Phil Chadwick phil.chadwick at claremont.farm
Fri Apr 29 04:30:55 BST 2022


Hi,

I have NUT installed on FreeBSD 13.0-RELEASE-p11.  It's installed from a
standard package, derived from nut-2.7.4.tar.gz.

The UPS is a CyberPower CP1500EPFCLCD:

    driver.version: 2.7.4
    driver.version.data: CyberPower HID 0.4
    driver.version.internal: 0.41
    ups.productid: 0501

I am suffering from a bug regarding the "ondelay" setting in ups.conf:

    https://github.com/networkupstools/nut/issues/625

The "ondelay" setting in ups.conf is applied to "ups.delay.start" inside the
UPS non-volatile memory.

The difference between CP1500EPFCLCD UPSs and others is:

  - other UPSs apply ups.delay.start seconds AFTER wall power returns; and
  - the CP1500EPFCLCD applies ups.delay.start seconds AFTER shutdown.

So if I set "offdelay = 90" and "ondelay = 100" the UPS re-starts 10 seconds
after it shuts down.  The only way to stop this (and leave the UPS shut down
until wall power returns) is to set "ondelay = 0".

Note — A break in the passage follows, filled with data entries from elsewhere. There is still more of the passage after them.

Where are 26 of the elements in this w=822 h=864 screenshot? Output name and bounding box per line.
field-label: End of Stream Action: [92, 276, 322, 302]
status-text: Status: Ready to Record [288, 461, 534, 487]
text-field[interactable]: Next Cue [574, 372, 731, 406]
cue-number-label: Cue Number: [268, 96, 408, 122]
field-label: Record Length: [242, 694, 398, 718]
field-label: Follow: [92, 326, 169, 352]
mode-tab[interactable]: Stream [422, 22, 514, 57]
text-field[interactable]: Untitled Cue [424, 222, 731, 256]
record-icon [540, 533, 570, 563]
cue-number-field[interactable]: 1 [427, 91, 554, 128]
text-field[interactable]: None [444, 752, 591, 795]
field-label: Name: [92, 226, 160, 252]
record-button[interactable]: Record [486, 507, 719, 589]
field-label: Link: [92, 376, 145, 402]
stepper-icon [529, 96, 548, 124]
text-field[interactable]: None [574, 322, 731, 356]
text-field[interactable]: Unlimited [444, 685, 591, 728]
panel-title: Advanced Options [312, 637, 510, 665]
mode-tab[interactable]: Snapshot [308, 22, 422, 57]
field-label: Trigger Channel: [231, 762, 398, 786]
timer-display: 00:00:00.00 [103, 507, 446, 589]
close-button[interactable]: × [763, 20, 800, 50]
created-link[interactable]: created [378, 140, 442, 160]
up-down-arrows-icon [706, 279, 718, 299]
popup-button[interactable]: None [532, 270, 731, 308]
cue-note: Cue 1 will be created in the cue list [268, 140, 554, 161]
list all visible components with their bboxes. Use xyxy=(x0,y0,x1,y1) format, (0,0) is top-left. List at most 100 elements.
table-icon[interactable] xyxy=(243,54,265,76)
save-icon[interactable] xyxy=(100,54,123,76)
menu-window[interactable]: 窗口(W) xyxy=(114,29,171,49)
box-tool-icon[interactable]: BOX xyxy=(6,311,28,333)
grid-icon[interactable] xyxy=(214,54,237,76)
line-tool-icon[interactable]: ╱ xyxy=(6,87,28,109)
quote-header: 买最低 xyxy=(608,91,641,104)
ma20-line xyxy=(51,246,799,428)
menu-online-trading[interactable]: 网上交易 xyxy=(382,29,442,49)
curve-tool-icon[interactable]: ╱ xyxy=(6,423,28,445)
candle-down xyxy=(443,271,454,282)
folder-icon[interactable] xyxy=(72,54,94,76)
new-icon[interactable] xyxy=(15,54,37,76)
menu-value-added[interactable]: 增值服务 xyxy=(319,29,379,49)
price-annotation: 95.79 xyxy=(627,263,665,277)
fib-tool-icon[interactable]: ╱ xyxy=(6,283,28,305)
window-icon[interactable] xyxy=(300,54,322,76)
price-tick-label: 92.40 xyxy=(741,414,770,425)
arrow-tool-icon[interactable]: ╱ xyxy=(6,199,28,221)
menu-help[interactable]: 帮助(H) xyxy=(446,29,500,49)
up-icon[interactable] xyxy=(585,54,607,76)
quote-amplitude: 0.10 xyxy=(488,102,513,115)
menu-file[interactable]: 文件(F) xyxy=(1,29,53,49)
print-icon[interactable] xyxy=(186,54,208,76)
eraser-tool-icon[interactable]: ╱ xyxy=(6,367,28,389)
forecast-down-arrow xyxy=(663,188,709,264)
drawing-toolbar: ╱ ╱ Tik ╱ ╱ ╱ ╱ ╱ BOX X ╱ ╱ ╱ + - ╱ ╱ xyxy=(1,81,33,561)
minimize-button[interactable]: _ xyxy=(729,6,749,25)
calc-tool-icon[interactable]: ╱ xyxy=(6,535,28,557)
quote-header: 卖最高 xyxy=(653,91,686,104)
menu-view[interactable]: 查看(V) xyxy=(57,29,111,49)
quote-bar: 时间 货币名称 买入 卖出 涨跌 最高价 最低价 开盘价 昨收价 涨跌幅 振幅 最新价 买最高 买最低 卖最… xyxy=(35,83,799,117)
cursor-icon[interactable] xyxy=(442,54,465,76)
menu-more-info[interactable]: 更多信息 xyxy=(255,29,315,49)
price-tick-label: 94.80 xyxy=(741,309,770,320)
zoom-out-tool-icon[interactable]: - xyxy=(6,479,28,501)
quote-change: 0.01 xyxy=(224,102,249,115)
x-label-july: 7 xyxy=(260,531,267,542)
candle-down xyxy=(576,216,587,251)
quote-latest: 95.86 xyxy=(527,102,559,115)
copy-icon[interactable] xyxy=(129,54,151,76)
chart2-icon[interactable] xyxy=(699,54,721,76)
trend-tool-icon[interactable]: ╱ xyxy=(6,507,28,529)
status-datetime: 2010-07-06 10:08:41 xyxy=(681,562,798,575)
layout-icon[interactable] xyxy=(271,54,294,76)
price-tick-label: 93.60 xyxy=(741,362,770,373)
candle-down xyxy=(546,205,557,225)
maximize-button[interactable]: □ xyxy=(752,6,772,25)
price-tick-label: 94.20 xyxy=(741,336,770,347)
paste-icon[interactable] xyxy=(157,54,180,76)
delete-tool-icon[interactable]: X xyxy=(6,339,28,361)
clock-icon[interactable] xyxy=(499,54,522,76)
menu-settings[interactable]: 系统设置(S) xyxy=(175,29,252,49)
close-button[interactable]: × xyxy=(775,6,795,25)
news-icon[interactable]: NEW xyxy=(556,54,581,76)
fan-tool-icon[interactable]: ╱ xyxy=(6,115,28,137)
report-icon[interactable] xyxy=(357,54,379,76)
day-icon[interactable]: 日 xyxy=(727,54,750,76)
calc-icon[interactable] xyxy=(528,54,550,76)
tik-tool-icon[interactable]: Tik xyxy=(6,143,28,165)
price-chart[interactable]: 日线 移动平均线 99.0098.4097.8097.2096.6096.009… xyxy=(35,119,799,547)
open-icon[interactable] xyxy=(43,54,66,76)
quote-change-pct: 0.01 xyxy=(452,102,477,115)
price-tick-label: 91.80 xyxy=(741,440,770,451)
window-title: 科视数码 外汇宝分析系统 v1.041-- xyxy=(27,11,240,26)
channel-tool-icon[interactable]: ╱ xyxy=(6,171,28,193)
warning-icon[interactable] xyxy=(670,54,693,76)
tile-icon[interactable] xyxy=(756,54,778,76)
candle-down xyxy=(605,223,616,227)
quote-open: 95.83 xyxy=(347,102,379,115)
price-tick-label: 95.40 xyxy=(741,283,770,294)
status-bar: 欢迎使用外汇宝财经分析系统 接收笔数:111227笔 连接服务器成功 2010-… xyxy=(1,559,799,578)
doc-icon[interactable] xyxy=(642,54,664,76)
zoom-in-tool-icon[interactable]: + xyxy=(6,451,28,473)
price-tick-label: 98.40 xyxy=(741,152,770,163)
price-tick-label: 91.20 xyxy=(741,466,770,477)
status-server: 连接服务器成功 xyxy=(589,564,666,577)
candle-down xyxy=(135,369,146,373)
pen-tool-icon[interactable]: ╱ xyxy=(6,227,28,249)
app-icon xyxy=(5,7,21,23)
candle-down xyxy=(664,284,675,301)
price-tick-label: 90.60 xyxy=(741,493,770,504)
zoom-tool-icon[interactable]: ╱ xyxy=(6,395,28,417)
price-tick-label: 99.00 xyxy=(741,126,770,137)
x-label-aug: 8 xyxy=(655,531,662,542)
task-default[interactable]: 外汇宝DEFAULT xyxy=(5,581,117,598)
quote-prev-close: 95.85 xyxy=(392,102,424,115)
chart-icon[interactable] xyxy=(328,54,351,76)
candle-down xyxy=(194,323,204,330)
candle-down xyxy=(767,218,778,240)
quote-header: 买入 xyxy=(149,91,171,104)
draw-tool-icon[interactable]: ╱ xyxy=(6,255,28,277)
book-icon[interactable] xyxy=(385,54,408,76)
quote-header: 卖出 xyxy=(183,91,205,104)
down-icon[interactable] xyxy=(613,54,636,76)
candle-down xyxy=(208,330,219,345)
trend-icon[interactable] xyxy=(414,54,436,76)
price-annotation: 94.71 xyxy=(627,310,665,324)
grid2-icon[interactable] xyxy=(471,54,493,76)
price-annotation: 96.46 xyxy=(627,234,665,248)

This means that the CP1500EPFCLCD (and probably similar CyberPower UPSs) have
no option to delay the power up load.  It's always immediate.  So there is
no chance to charge the batteries, or allow another UPS to bring up the
network first.

I'm looking for recommendations to replace the CP1500EPFCLCD with something
that can delay start-up after the wall power returns.  It must support 
"ups.delay.start" to wait before restarting the load after power-up, and 
the more of these it supports, the better:

    ups.delay.start         -- Interval to wait (after power-up) before
                               restarting the load (seconds)
    battery.charge.restart  -- Minimum battery level for UPS restart
                               after power-off
    battery.runtime.restart -- Minimum battery runtime for UPS restart
                               after power-off (seconds)
    outlet.n.delay.start    -- Interval to wait before restarting this
                               outlet (seconds)

The CP1500EPFCLCD is a "consumer grade" device.  The rating
(ups.realpower.nominal) is 900W.  It's street price is about US$265 (in
Australia).  I accept that I will probably have to pay more than that to
get acceptable behaviour.

However, this is a home office application.  My steady-state load through
the UPS is about 280W, but I need to allow head-room for start-up current,
and maybe 30% growth.

I'd appreciate suggestions for the replacement.